Using Hypnosis for Treating Chronic Back Pain
Research on the use of hypnosis for chronic pain is new. Some of the early studies actually found hypnosis to be ineffective, but we have since learned that these studies used the wrong types of post-hypnotic suggestions. We now know that in chronic pain situations the post-hypnotic suggestions need to focus on the five factors (from the list above) that are maintaining or aggravating the chronic pain syndrome.
So, instead of suggesting to chronic pain patients that their pain will go away, which doesn’t work, the therapist might suggest that they’re going to feel more energy and more motivated to participate in physical therapy or an exercise program. These suggestions are more successful in helping somebody who is coping with chronic pain.
Chronic pain and SCI
Many different kinds of chronic pain are associated with SCI.
Musculoskeletal pain. Pain that is associated with how you are carrying yourself, how you are sitting or using your wheelchair, e.g., shoulder pain.
Neuropathic pain. Caused by abnormal signals from the damage to nerves that occurred in your injury.
Paresthesia. Burning, prickling pain.
Dysthesia. Pain on touch.
Allodynia. Pain caused by stimuli that normally do not produce pain.
The vast majority of persons with spinal cord injury do report chronic, unpleasant sensations or pain. In addition, about a third describe the chronic pain as severe, which is a very, very hard thing to live with.

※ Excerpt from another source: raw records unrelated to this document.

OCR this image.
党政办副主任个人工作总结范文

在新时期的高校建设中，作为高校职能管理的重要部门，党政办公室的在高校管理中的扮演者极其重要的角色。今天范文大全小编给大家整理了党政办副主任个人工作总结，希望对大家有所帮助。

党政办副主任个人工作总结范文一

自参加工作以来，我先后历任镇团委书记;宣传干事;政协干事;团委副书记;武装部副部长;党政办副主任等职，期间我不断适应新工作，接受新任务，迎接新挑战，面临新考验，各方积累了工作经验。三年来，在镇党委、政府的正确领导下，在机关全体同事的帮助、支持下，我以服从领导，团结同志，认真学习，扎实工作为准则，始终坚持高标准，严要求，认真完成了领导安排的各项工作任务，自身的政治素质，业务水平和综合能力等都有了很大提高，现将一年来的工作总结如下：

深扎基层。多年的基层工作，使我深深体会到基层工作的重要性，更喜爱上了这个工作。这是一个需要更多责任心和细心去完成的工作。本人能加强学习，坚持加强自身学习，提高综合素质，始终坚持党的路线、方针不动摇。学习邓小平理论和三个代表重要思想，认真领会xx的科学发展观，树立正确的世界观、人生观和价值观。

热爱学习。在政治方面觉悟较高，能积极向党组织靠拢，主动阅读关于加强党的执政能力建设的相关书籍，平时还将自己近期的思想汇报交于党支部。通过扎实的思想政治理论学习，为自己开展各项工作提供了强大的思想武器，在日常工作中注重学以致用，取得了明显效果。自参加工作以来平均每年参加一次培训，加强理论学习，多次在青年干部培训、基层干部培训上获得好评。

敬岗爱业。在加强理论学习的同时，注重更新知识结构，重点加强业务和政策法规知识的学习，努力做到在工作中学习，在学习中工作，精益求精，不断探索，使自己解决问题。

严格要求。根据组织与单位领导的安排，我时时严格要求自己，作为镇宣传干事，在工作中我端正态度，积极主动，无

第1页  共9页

Chronic pain in persons with spinal cord injury tends to exist at multiple body sites and generally does not improve with time. It can interfere significantly with normal activities such as work and social life, and perhaps for that reason is associated with depression.

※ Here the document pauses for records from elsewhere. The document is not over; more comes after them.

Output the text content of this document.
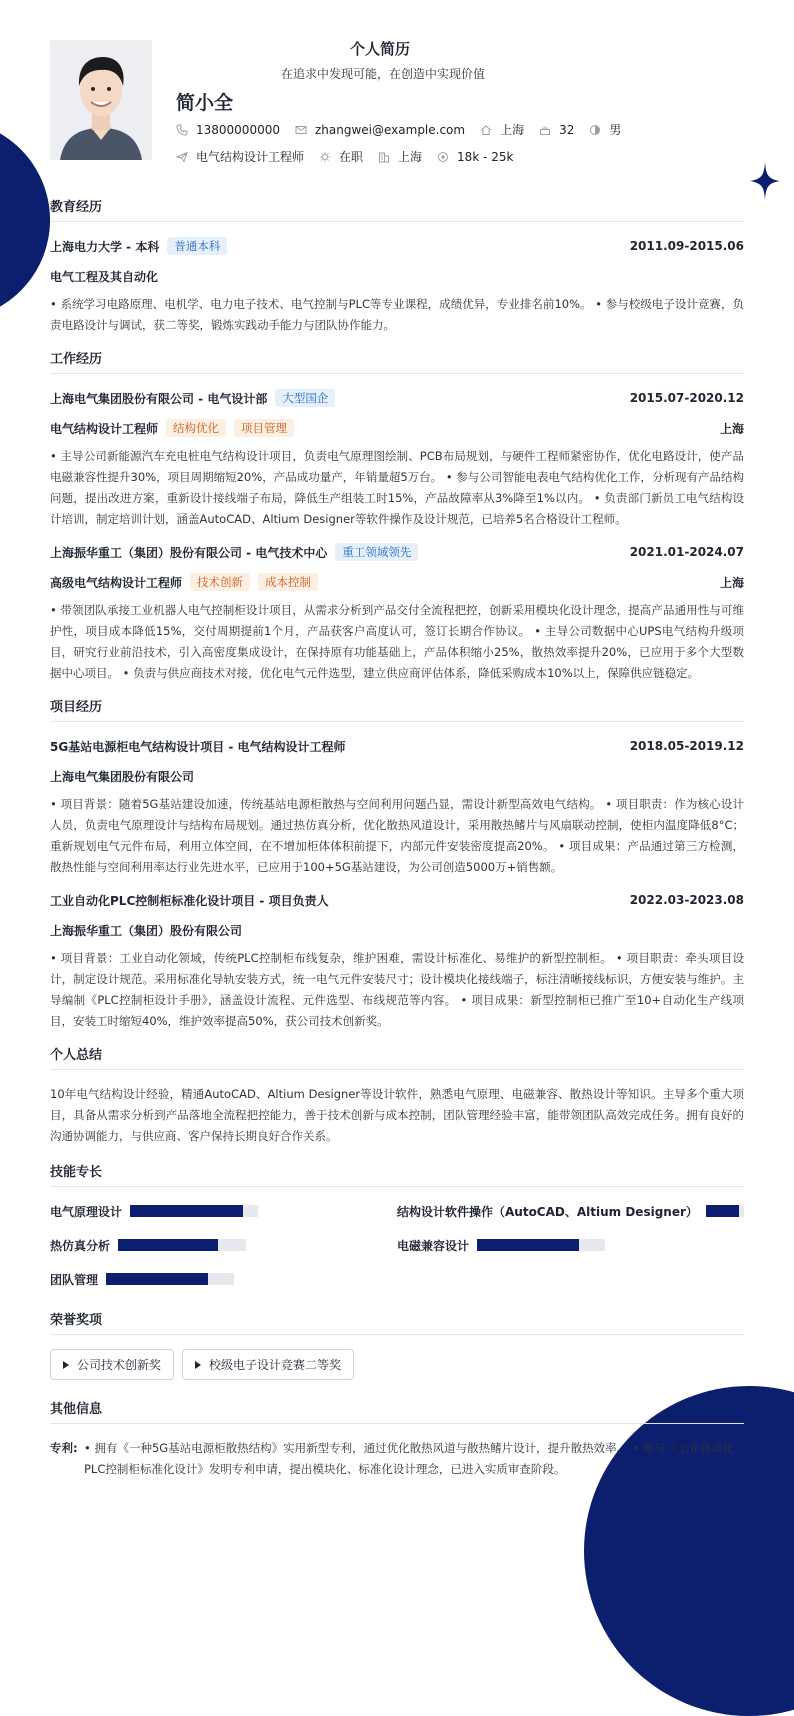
个人简历
在追求中发现可能，在创造中实现价值
简小全
13800000000	zhangwei@example.com	上海	32	男
电气结构设计工程师	在职	上海	18k - 25k
教育经历
上海电力大学 - 本科	普通本科	2011.09-2015.06
电气工程及其自动化
• 系统学习电路原理、电机学、电力电子技术、电气控制与PLC等专业课程，成绩优异，专业排名前10%。 • 参与校级电子设计竞赛，负责电路设计与调试，获二等奖，锻炼实践动手能力与团队协作能力。
工作经历
上海电气集团股份有限公司 - 电气设计部	大型国企	2015.07-2020.12
电气结构设计工程师	结构优化	项目管理	上海
• 主导公司新能源汽车充电桩电气结构设计项目，负责电气原理图绘制、PCB布局规划，与硬件工程师紧密协作，优化电路设计，使产品电磁兼容性提升30%，项目周期缩短20%，产品成功量产，年销量超5万台。 • 参与公司智能电表电气结构优化工作，分析现有产品结构问题，提出改进方案，重新设计接线端子布局，降低生产组装工时15%，产品故障率从3%降至1%以内。 • 负责部门新员工电气结构设计培训，制定培训计划，涵盖AutoCAD、Altium Designer等软件操作及设计规范，已培养5名合格设计工程师。
上海振华重工（集团）股份有限公司 - 电气技术中心	重工领域领先	2021.01-2024.07
高级电气结构设计工程师	技术创新	成本控制	上海
• 带领团队承接工业机器人电气控制柜设计项目，从需求分析到产品交付全流程把控，创新采用模块化设计理念，提高产品通用性与可维护性，项目成本降低15%，交付周期提前1个月，产品获客户高度认可，签订长期合作协议。 • 主导公司数据中心UPS电气结构升级项目，研究行业前沿技术，引入高密度集成设计，在保持原有功能基础上，产品体积缩小25%，散热效率提升20%，已应用于多个大型数据中心项目。 • 负责与供应商技术对接，优化电气元件选型，建立供应商评估体系，降低采购成本10%以上，保障供应链稳定。
项目经历
5G基站电源柜电气结构设计项目 - 电气结构设计工程师	2018.05-2019.12
上海电气集团股份有限公司
• 项目背景：随着5G基站建设加速，传统基站电源柜散热与空间利用问题凸显，需设计新型高效电气结构。 • 项目职责：作为核心设计人员，负责电气原理设计与结构布局规划。通过热仿真分析，优化散热风道设计，采用散热鳍片与风扇联动控制，使柜内温度降低8°C；重新规划电气元件布局，利用立体空间，在不增加柜体体积前提下，内部元件安装密度提高20%。 • 项目成果：产品通过第三方检测，散热性能与空间利用率达行业先进水平，已应用于100+5G基站建设，为公司创造5000万+销售额。
工业自动化PLC控制柜标准化设计项目 - 项目负责人	2022.03-2023.08
上海振华重工（集团）股份有限公司
• 项目背景：工业自动化领域，传统PLC控制柜布线复杂，维护困难，需设计标准化、易维护的新型控制柜。 • 项目职责：牵头项目设计，制定设计规范。采用标准化导轨安装方式，统一电气元件安装尺寸；设计模块化接线端子，标注清晰接线标识，方便安装与维护。主导编制《PLC控制柜设计手册》，涵盖设计流程、元件选型、布线规范等内容。 • 项目成果：新型控制柜已推广至10+自动化生产线项目，安装工时缩短40%，维护效率提高50%，获公司技术创新奖。
个人总结
10年电气结构设计经验，精通AutoCAD、Altium Designer等设计软件，熟悉电气原理、电磁兼容、散热设计等知识。主导多个重大项目，具备从需求分析到产品落地全流程把控能力，善于技术创新与成本控制，团队管理经验丰富，能带领团队高效完成任务。拥有良好的沟通协调能力，与供应商、客户保持长期良好合作关系。
技能专长
电气原理设计	结构设计软件操作（AutoCAD、Altium Designer）
热仿真分析	电磁兼容设计
团队管理
荣誉奖项
公司技术创新奖	校级电子设计竞赛二等奖
其他信息
专利: • 拥有《一种5G基站电源柜散热结构》实用新型专利，通过优化散热风道与散热鳍片设计，提升散热效率。 • 参与《工业自动化PLC控制柜标准化设计》发明专利申请，提出模块化、标准化设计理念，已进入实质审查阶段。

Few medications are consistently helpful. Narcotics might provide some relief, but have potentially dangerous side effects. Many people cannot function day to day on doses of narcotics required to manage the pain. We need more non-pharmacological interventions like hypnosis, relaxation, imagery, meditation and autogenic training for these pain syndromes. Medications are not going to be the answer.

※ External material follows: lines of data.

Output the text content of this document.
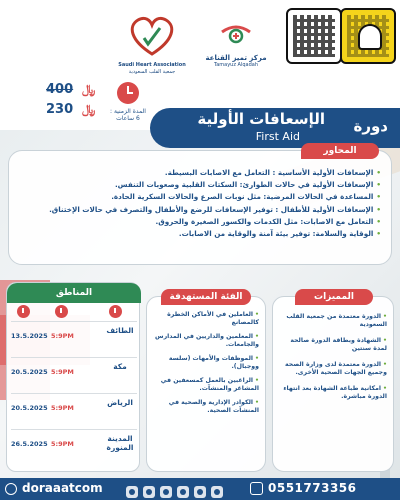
مركز تميز القناعة
Tamayuz Alqadah
Saudi Heart Association
جمعية القلب السعودية
400 ﷼
230 ﷼	المدة الزمنية :
6 ساعات	الإسعافات الأولية
First Aid
دورة
المحاور
•الإسعافات الأولية الأساسية : التعامل مع الاصابات البسيطة.
•الإسعافات الأولية في حالات الطوارئ: السكتات القلبية وصعوبات التنفس.
•المساعدة في الحالات المرضية: مثل نوبات الصرع والحالات السكرية الحادة.
•الإسعافات الأولية للأطفال : توفير الإسعافات للرضع والأطفال والتصرف في حالات الإختناق.
•التعامل مع الاصابات: مثل الكدمات والكسور الصغيرة والحروق.
•الوقاية والسلامة: توفير بيئة آمنة والوقاية من الاصابات.
المناطق
13.5.2025 5:9PM
الطائف
20.5.2025 5:9PM
مكة
20.5.2025 5:9PM
الرياض
26.5.2025 5:9PM
المدينة المنورة
الفئة المستهدفة
•العاملين في الأماكن الخطرة كالمصانع
•المعلمين والداريين في المدارس والجامعات.
•الموظفات والأمهات (سلسة ووجبال).
•الراغبين بالعمل كمسعفين في المشاغر والمنشآت.
•الكوادر الإدارية والصحية في المنشآت الصحية.
المميزات
•الدورة معتمدة من جمعية القلب السعودية
•الشهادة وبطاقة الدورة صالحة لمدة سنتين
•الدورة معتمدة لدى وزارة الصحة وجميع الجهات الصحية الأخرى.
•امكانية طباعة الشهادة بعد انتهاء الدورة مباشرة.
doraaatcom	0551773356
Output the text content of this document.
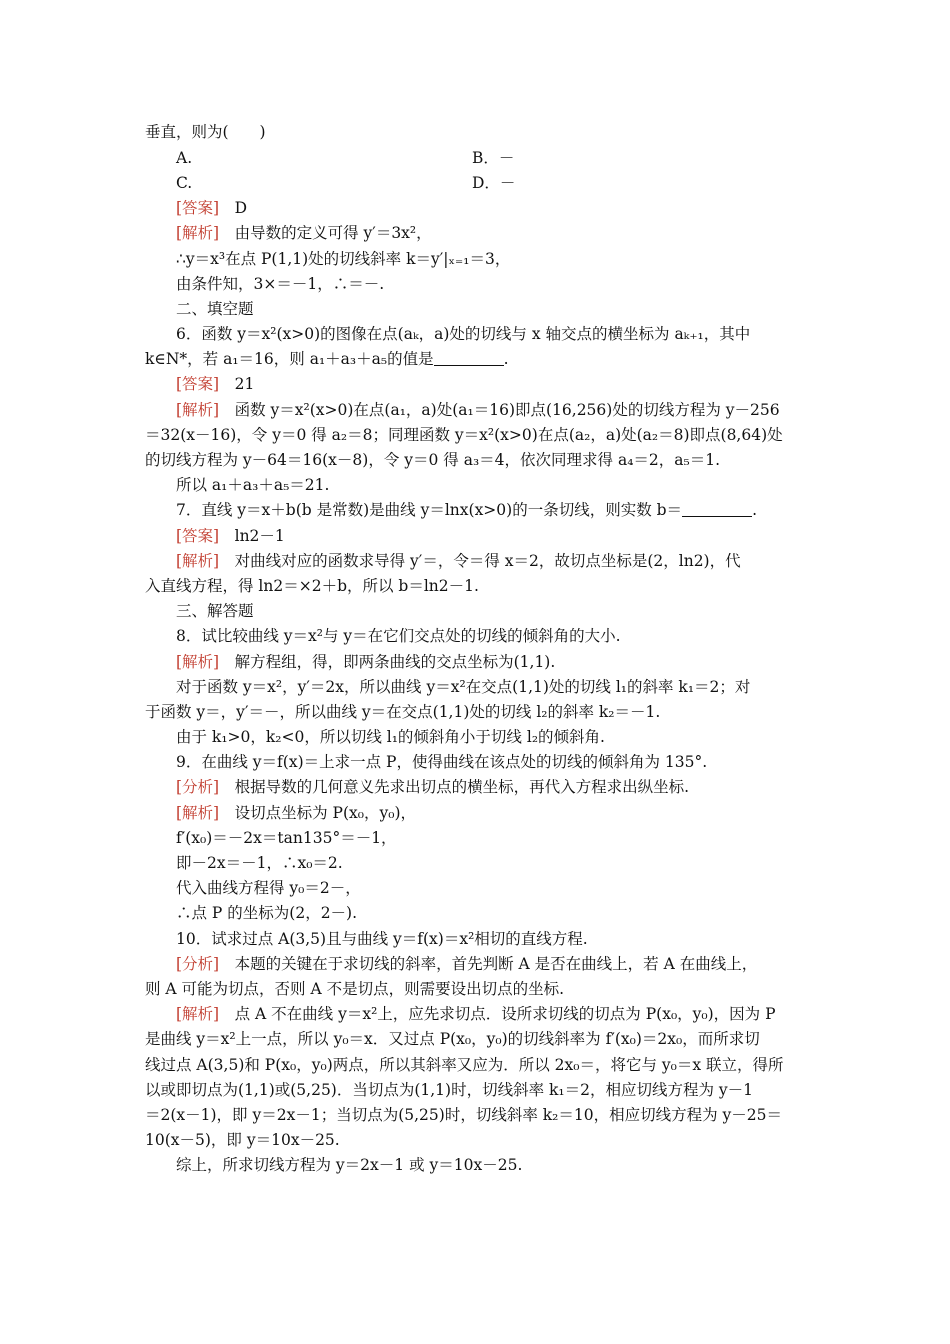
垂直，则为(　　)
A.	B．－
C.	D．－
[答案]　D
[解析]　由导数的定义可得 y′＝3x²，
∴y＝x³在点 P(1,1)处的切线斜率 k＝y′|ₓ₌₁＝3，
由条件知，3×＝－1，∴＝－.
二、填空题
6．函数 y＝x²(x>0)的图像在点(aₖ，a)处的切线与 x 轴交点的横坐标为 aₖ₊₁，其中
k∈N*，若 a₁＝16，则 a₁＋a₃＋a₅的值是	.
[答案]　21
[解析]　函数 y＝x²(x>0)在点(a₁，a)处(a₁＝16)即点(16,256)处的切线方程为 y－256
＝32(x－16)，令 y＝0 得 a₂＝8；同理函数 y＝x²(x>0)在点(a₂，a)处(a₂＝8)即点(8,64)处
的切线方程为 y－64＝16(x－8)，令 y＝0 得 a₃＝4，依次同理求得 a₄＝2，a₅＝1.
所以 a₁＋a₃＋a₅＝21.
7．直线 y＝x＋b(b 是常数)是曲线 y＝lnx(x>0)的一条切线，则实数 b＝	.
[答案]　ln2－1
[解析]　对曲线对应的函数求导得 y′＝，令＝得 x＝2，故切点坐标是(2，ln2)，代
入直线方程，得 ln2＝×2＋b，所以 b＝ln2－1.
三、解答题
8．试比较曲线 y＝x²与 y＝在它们交点处的切线的倾斜角的大小.
[解析]　解方程组，得，即两条曲线的交点坐标为(1,1).
对于函数 y＝x²，y′＝2x，所以曲线 y＝x²在交点(1,1)处的切线 l₁的斜率 k₁＝2；对
于函数 y＝，y′＝－，所以曲线 y＝在交点(1,1)处的切线 l₂的斜率 k₂＝－1.
由于 k₁>0，k₂<0，所以切线 l₁的倾斜角小于切线 l₂的倾斜角.
9．在曲线 y＝f(x)＝上求一点 P，使得曲线在该点处的切线的倾斜角为 135°.
[分析]　根据导数的几何意义先求出切点的横坐标，再代入方程求出纵坐标.
[解析]　设切点坐标为 P(x₀，y₀)，
f′(x₀)＝－2x＝tan135°＝－1，
即－2x＝－1，∴x₀＝2.
代入曲线方程得 y₀＝2－，
∴点 P 的坐标为(2，2－).
10．试求过点 A(3,5)且与曲线 y＝f(x)＝x²相切的直线方程.
[分析]　本题的关键在于求切线的斜率，首先判断 A 是否在曲线上，若 A 在曲线上，
则 A 可能为切点，否则 A 不是切点，则需要设出切点的坐标.
[解析]　点 A 不在曲线 y＝x²上，应先求切点．设所求切线的切点为 P(x₀，y₀)，因为 P
是曲线 y＝x²上一点，所以 y₀＝x．又过点 P(x₀，y₀)的切线斜率为 f′(x₀)＝2x₀，而所求切
线过点 A(3,5)和 P(x₀，y₀)两点，所以其斜率又应为．所以 2x₀＝，将它与 y₀＝x 联立，得所
以或即切点为(1,1)或(5,25)．当切点为(1,1)时，切线斜率 k₁＝2，相应切线方程为 y－1
＝2(x－1)，即 y＝2x－1；当切点为(5,25)时，切线斜率 k₂＝10，相应切线方程为 y－25＝
10(x－5)，即 y＝10x－25.
综上，所求切线方程为 y＝2x－1 或 y＝10x－25.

A study here at the University of Washington found that hypnosis was effective in reducing chronic pain levels in SCI. The 34 participants, who reported an average pain level of six (on a 10-point scale) at the beginning of the study, received 10 sessions of hypnosis with a therapist, as well as self-hypnosis training so they could continue the treatment at home.
At the end of the 10 sessions, average pain levels dropped to five—not a huge drop but nonetheless important for people with chronic pain. Furthermore, this reduced level of pain was maintained three and six months later.
Sleep also improved because of the hypnosis. Pain often interferes with sleep, and before the intervention, participants reported their sleep disturbance at about six; after the session, this interference dropped to a four, improving sleep significantly. Again, this improvement continued when participants were assessed three and six months after completing the 10 sessions.
Overall, this study found that hypnotic analgesia seems to be effective for roughly 23% of persons with SCI, is modestly effective for another 30%, and generally ineffective for 38%. It is not helping third of the people, and we need to figure out why. This study also found that those who scored high on the hypnotizability scale had a better response. However, even those who had mild to moderate hypnotizability scores showed improvement. These findings are very promising.